Quantification of pulmonary involvement in COVID-19 pneumonia: an upgrade of the LungQuant software for lung CT segmentation
Pisa Division, National Institute for Nuclear Physics (INFN), Pisa, Italy
2 Pavia Division, INFN, Pavia, Italy
3 Department of Physics, University of Pavia, Pavia, Italy
4 Department of Mathematics, University of Pavia, Pavia, Italy
5 Department of Physics, University of Pisa, Pisa, Italy
6 Department of Chemical, Physical, Mathematical and Natural Sciences, University of Sassari, Sassari, Italy
7 Cagliari Division, INFN, Cagliari, Italy
Accepted: 15 March 2023
Published online: 11 April 2023
Computed tomography (CT) scans are used to evaluate the severity of lung involvement in patients affected by COVID-19 pneumonia. Here, we present an improved version of the LungQuant automatic segmentation software (LungQuantv2), which implements a cascade of three deep neural networks (DNNs) to segment the lungs and the lung lesions associated with COVID-19 pneumonia. The first network (BB-net) defines a bounding box enclosing the lungs, the second one (U-net) outputs the mask of the lungs, and the final one (U-net) generates the mask of the COVID-19 lesions. With respect to the previous version (LungQuantv1), three main improvements are introduced: the BB-net, a new term in the loss function in the U-net for lesion segmentation and a post-processing procedure to separate the right and left lungs.

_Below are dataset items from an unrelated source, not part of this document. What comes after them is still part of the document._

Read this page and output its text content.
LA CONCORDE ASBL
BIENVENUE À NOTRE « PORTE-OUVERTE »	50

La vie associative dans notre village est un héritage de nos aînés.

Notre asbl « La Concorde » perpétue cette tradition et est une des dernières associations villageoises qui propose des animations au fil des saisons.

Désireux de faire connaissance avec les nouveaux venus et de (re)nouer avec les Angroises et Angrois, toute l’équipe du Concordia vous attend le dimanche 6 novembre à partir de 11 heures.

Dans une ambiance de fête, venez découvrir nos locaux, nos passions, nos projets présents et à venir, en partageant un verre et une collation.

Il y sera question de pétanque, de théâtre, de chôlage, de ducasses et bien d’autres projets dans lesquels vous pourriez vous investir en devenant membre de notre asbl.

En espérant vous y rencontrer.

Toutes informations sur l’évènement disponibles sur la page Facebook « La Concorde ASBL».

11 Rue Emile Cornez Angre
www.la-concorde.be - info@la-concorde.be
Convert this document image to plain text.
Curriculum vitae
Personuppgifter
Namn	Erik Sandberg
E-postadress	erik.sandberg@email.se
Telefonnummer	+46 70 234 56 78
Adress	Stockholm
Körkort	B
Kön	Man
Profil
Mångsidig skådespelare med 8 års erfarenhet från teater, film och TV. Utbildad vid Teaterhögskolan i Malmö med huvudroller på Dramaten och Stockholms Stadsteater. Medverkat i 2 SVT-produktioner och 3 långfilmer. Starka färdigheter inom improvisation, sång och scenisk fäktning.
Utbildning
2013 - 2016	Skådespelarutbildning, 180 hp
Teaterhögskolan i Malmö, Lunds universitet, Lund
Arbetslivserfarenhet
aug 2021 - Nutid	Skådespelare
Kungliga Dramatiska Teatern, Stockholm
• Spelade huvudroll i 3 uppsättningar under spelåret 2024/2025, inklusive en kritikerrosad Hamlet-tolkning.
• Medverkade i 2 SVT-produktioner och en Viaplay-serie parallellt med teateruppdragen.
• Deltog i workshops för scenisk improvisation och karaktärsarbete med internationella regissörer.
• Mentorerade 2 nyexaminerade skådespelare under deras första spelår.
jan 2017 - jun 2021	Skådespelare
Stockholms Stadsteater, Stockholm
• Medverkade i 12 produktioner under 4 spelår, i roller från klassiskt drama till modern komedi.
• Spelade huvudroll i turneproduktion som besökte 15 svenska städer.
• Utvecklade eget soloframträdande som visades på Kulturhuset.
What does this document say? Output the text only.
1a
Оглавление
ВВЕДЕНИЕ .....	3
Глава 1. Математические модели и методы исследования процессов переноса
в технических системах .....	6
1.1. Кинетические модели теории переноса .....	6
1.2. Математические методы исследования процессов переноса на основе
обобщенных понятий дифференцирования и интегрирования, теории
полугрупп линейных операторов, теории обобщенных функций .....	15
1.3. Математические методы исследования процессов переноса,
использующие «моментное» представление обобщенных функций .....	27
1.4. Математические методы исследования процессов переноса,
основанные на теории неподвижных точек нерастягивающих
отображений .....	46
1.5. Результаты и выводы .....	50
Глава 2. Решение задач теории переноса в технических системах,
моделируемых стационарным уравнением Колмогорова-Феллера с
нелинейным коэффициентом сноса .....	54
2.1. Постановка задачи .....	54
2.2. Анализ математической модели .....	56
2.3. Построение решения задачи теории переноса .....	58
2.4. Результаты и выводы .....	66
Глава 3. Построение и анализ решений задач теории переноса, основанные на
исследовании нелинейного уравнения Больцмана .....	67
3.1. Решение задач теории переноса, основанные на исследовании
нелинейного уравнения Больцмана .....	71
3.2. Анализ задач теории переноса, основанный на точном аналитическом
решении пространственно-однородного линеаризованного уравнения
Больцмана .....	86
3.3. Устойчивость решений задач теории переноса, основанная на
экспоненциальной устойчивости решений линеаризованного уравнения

The three DNNs were optimized, trained and tested on publicly available CT scans. We evaluated the system segmentation capability on an independent test set consisting of ten fully annotated CT scans, the COVID-19-CT-Seg benchmark dataset. The test performances are reported by means of the volumetric dice similarity coefficient (vDSC) and the surface dice similarity coefficient (sDSC) between the reference and the segmented objects. LungQuantv2 achieves a vDSC (sDSC) equal to 0.96 ± 0.01 (0.97 ± 0.01) and 0.69 ± 0.08 (0.83 ± 0.07) for the lung and lesion segmentations, respectively. The output of the segmentation software was then used to assess the percentage of infected lungs, obtaining a Mean Absolute Error (MAE) equal to 2%.